Deutschland hat lange von einer Ära des billigen Geldes profitiert, die einen jahrzehntelangen Boom auf dem Immobilienmarkt ausgelöst hat, doch nun steht der Sektor an einem Scheideweg.
Die größte deutsche Immobiliengruppe, Vonovia, hat Milliardenverluste und Abschreibungen verzeichnet, und die Nachfrage nach Bauarbeitern stagniert, was das jüngste in einer Reihe von Anzeichen für Probleme im Sektor ist. Während Immobilienprobleme auch in den USA und Schweden vorhanden sind, ist Deutschland von Bedeutung, da es die größte Volkswirtschaft Europas und den größten Immobilieninvestitionsmarkt auf dem Kontinent ist.

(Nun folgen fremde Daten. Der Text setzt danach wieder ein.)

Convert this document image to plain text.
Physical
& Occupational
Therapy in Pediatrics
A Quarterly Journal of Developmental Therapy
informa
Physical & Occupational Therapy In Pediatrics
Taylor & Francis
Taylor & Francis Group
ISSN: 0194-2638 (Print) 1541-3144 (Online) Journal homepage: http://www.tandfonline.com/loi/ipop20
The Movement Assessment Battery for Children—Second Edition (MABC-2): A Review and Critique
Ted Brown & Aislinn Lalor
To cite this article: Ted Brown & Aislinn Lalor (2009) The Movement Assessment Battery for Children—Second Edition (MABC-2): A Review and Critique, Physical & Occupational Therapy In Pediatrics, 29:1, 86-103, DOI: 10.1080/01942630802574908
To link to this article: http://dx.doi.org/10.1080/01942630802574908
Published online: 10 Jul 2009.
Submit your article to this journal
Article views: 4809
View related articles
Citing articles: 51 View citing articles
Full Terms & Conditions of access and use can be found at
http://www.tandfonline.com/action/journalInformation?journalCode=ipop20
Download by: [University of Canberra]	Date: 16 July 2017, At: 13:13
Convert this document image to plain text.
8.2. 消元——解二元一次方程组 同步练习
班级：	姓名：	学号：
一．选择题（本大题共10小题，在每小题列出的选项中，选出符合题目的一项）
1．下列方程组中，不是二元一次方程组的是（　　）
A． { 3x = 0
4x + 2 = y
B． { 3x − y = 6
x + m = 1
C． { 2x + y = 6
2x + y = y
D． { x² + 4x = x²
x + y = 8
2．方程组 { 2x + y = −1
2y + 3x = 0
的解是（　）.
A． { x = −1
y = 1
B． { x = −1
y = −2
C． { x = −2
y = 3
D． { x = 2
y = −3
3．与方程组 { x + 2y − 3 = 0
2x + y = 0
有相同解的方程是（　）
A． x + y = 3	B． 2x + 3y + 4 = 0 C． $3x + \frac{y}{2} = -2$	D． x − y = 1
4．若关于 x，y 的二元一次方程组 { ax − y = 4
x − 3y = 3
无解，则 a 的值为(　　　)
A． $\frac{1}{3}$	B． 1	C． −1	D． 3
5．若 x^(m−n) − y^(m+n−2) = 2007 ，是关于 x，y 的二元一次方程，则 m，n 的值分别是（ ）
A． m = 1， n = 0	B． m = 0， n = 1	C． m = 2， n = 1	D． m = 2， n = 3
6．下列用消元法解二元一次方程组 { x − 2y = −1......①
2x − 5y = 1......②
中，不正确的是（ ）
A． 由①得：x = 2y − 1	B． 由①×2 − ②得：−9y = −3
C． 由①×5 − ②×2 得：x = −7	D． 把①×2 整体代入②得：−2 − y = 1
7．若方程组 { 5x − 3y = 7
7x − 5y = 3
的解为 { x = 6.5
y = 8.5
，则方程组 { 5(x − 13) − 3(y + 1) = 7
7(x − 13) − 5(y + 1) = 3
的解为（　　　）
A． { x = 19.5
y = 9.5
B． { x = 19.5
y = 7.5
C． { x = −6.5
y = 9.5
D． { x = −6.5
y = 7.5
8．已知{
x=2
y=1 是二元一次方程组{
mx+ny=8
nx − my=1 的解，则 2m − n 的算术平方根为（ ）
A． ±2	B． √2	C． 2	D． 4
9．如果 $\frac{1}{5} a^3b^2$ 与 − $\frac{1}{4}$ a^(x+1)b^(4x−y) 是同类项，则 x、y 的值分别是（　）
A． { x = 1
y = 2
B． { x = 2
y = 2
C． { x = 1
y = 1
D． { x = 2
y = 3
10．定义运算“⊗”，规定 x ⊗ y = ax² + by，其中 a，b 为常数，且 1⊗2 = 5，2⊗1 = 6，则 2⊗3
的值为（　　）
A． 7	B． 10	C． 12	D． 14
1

Der Immobiliensektor macht etwa ein Fünftel der Wirtschaftsleistung des Landes und einen von zehn Arbeitsplätzen aus, so der Deutsche Immobilienverband.
Der Neubau in Deutschland fiel im ersten Halbjahr um 47 Prozent im Vergleich zum Durchschnitt der letzten zwei Jahre, und die Nachfrage nach neuen Baugenehmigungen sank in den ersten fünf Monaten um 27 Prozent. Die Wohnungspreise fielen im ersten Quartal um den höchsten Wert seit Beginn der Aufzeichnungen des Statistischen Bundesamtes, um 6,8 Prozent im Vergleich zum Vorjahr.
Daten im September werden zeigen, wie sich der Trend fortsetzt und Licht auf die Beschäftigungssituation im Bausektor werfen. „Die aktuelle Krise wird sicherlich einige Zeit andauern“, sagte Sven Carstensen, CEO der Immobilienberatungs- und Analysefirma Bulwienges.
Der Hauptfaktor für den Rückgang des Immobilienmarktes war der plötzliche und rasche Anstieg der Zinssätze durch die Europäische Zentralbank (EZB), die versucht, die höchste Inflation des letzten Jahrzehnts zu dämpfen.